Bernard-Henri Lévy, nel suo editoriale sulla Brexit di qualche giorno fa sul Corriere della Sera, ha dimostrato di non avere capito niente.

Non è una novità.

Lo ha già spiegato Ernesto Galli della Loggia, il quale ha giustamente fustigato tutti coloro che degradano la sovranità a demagogia populista ogniqualvolta non si mostri d’accordo con l’oligarchia dominante i mass media.

E’ vero. Ma vorrei suggerire una lettura ulteriore.

E se questo populismo dei referendum avesse visto più lungo degli oligarchi?

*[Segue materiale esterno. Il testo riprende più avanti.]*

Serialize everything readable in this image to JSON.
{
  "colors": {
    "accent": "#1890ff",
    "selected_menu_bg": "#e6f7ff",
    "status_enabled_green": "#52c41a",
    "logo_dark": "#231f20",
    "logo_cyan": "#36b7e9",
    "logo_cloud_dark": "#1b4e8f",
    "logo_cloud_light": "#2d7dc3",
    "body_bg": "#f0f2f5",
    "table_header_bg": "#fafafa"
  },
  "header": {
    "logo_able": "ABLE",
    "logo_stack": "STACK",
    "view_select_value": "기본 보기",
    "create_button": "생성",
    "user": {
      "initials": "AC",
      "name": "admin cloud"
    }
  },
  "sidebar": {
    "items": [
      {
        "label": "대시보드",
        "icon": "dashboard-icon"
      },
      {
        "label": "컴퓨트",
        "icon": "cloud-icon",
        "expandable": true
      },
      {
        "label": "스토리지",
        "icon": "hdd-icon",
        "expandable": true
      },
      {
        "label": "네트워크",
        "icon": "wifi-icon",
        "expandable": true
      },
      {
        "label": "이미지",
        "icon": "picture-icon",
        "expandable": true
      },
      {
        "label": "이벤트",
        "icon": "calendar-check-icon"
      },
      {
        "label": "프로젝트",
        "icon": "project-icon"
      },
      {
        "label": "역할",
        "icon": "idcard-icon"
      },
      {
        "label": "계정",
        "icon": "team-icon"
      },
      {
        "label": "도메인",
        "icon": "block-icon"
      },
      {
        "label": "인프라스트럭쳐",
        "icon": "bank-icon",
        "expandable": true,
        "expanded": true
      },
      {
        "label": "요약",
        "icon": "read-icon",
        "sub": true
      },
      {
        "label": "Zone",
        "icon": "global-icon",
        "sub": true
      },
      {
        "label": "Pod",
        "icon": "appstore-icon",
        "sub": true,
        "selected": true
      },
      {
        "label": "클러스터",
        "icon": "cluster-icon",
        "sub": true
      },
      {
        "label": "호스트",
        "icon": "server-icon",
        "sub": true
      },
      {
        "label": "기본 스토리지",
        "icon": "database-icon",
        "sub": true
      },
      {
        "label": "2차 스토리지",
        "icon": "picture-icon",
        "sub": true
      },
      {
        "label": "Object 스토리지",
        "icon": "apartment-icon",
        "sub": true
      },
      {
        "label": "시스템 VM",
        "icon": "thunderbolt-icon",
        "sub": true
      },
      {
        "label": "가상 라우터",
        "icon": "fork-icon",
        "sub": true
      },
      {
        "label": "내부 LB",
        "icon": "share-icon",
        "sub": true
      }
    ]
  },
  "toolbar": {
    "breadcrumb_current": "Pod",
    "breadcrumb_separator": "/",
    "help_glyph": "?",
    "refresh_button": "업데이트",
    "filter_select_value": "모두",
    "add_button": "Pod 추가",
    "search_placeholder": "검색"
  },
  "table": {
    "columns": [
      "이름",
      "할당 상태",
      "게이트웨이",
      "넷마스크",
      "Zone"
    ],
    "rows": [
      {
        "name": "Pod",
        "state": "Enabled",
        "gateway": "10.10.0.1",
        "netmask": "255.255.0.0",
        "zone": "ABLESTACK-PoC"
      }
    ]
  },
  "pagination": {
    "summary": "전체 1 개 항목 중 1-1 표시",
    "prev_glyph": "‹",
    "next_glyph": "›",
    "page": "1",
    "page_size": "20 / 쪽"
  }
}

Il dubbio viene spontaneo perché in un libro giustamente celebrato, dal titolo The Fourth Revolution (Allen Lane, 2014) gli autori, John Micklethwait e Adrian Wooldridge, hanno suggerito che lo Stato inventato da Thomas Hobbes abbia bisogna di una ulteriore ristrutturazione, dopo le tante che ha conosciuto, se vuole sopravvivere.

Quale?

Autolimitarsi ispirandosi a Singapore e alla Svezia post-welfare state.

Certo c’è di mezzo un ostacolo: la democrazia che dallo Stato vuole tutto, subito e gratis.

Ma se questa stessa democrazia si dimostrasse più lungimirante di quanto gli oligarchi la credono capace, allora essa col referendum avrebbe lanciato un segnale: “sì, sono disposta a rinunciare a tutto pur di avere qualcosa”.

In fin dei conti è su questo dilemma che ruota da duecento anni il dibattito sullo Stato.

Ebbene per gli autori, appartenenti alla nidiata dell’Economist, lo Stato può definirsi liberale solo se limitato negli obiettivi e nei mezzi mentre la democrazia è tanto più all’altezza di se stessa quanto prima lo comprende.

Ora l’Europa, con la sua cascata di diritti sociali a beneficio di tutti e di doveri imputati a nessuno è esattamente il modello da cui rifuggire.

Non sarà allora che il popolo britannico, tra una birra e l’altra, ha intuito prima degli altri in che direzione spira il vento e si è impegnato a sganciarsi alla prima occasione?